[Rob Roy by Sir Walter Scott]@TWC D-Link book
Rob Roy

CHAPTER FOURTEENTH
10/13

A toast and tankard would have pleased her better than all the tea in China.

However, as the use of this beverage was then confined to the higher ranks, Martha felt some vanity in being asked to partake of it; and by dint of a great deal of sugar, many words scarce less sweet, and abundance of toast and butter, she was sometimes prevailed upon to give us her countenance.

On other occasions, the servants almost unanimously shunned the library after nightfall, because it was their foolish pleasure to believe that it lay on the haunted side of the house.
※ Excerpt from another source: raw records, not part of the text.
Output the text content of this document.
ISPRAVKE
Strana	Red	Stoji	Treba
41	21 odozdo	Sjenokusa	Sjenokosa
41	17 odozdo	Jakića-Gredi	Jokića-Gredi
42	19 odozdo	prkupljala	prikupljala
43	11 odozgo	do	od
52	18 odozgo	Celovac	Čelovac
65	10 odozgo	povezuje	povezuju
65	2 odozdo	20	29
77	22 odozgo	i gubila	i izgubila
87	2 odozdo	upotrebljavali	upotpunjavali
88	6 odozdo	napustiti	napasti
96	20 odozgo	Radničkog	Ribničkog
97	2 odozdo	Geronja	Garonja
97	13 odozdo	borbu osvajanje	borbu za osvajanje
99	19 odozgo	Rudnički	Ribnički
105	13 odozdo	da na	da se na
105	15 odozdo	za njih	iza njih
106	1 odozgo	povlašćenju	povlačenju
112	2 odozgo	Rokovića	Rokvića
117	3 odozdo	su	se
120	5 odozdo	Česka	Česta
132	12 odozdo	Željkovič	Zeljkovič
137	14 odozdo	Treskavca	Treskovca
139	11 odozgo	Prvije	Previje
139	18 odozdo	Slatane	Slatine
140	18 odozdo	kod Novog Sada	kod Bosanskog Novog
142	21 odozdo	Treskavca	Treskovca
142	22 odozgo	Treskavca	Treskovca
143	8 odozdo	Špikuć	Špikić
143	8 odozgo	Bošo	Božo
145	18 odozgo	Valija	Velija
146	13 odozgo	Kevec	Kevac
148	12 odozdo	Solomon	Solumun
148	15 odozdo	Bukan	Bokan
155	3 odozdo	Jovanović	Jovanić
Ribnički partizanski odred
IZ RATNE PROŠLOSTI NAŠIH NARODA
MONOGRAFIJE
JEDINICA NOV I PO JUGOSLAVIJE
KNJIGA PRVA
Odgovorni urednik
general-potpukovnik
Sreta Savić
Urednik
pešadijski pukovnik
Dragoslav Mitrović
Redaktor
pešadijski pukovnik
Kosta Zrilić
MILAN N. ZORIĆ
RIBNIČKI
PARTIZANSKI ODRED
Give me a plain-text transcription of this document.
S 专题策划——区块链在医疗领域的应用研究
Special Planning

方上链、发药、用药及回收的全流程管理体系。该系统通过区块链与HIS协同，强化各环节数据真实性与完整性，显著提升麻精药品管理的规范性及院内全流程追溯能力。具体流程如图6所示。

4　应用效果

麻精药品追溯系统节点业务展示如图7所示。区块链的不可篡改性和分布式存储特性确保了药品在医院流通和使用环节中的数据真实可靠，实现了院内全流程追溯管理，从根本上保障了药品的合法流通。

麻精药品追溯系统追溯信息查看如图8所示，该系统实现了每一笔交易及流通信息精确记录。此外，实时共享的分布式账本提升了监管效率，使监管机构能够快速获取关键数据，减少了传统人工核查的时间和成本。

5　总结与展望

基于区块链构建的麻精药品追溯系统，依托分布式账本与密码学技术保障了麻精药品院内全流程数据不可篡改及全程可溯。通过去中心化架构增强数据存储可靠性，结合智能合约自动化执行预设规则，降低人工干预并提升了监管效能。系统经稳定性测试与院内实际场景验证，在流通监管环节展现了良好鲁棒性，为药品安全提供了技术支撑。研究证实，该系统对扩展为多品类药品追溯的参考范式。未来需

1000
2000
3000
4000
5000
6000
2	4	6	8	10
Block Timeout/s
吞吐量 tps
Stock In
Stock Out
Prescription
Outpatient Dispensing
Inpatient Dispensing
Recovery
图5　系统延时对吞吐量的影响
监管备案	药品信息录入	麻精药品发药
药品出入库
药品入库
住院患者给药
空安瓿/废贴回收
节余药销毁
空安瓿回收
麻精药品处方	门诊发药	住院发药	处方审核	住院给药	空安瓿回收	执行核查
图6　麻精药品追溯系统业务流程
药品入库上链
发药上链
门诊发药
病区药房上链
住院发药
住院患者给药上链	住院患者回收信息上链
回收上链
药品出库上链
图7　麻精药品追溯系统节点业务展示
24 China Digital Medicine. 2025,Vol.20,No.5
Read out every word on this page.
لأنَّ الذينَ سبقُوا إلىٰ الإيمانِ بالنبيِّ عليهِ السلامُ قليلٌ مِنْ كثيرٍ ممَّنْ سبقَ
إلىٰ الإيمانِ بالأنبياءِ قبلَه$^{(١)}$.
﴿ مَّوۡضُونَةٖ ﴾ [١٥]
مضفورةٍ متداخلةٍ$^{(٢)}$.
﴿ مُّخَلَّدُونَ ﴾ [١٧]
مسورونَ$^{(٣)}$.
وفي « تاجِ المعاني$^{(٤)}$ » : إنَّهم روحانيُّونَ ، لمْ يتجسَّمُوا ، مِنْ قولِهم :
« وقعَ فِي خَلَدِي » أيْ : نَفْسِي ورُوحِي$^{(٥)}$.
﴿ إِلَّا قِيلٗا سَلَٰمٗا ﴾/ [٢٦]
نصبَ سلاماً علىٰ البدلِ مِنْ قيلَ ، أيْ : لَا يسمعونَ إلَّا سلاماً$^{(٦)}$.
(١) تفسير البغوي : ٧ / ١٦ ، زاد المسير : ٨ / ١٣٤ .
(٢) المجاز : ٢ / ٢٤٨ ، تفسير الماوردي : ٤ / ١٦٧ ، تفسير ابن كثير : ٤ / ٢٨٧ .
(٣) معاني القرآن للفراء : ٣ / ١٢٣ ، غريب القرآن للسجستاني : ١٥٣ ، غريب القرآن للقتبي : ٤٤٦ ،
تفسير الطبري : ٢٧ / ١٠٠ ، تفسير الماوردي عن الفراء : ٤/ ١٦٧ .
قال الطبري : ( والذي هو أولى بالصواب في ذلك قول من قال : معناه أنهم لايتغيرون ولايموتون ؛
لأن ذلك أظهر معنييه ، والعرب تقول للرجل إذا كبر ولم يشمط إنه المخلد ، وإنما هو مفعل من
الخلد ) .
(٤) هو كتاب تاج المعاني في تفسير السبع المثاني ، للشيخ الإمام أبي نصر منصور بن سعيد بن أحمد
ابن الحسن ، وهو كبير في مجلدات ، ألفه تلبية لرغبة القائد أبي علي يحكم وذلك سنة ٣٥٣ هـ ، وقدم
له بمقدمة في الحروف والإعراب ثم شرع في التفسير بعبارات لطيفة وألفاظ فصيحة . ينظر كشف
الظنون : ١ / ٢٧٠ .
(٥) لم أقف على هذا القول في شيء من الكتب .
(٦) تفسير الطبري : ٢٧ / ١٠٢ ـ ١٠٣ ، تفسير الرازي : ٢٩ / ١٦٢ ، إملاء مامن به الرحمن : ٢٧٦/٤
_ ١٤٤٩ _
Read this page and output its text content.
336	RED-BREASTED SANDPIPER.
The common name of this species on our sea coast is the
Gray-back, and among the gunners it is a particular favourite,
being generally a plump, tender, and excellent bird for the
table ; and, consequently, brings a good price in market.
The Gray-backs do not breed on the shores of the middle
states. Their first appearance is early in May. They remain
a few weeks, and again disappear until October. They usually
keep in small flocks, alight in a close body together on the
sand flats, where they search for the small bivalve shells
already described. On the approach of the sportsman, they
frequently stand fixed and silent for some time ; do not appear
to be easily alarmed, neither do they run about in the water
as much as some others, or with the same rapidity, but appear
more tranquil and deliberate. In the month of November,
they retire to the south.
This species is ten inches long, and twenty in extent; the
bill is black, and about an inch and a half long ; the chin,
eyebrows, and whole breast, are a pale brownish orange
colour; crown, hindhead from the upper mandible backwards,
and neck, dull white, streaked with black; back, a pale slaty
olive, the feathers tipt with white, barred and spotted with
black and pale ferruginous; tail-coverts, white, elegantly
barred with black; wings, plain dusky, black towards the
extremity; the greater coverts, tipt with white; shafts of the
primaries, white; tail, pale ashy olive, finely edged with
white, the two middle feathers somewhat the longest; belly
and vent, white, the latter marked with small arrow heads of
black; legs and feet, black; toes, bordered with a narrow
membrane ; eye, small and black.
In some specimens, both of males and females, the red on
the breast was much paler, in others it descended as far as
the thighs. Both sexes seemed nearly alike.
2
The more timorous had seen sights and heard sounds there when all the rest of the house was quiet; and even the young squires were far from having any wish to enter these formidable precincts after nightfall without necessity.
That the library had at one time been a favourite resource of Rashleigh--that a private door out of one side of it communicated with the sequestered and remote apartment which he chose for himself, rather increased than disarmed the terrors which the household had for the dreaded library of Osbaldistone Hall.

His extensive information as to what passed in the world--his profound knowledge of science of every kind--a few physical experiments which he occasionally showed off, were, in a house of so much ignorance and bigotry, esteemed good reasons for supposing him endowed with powers over the spiritual world.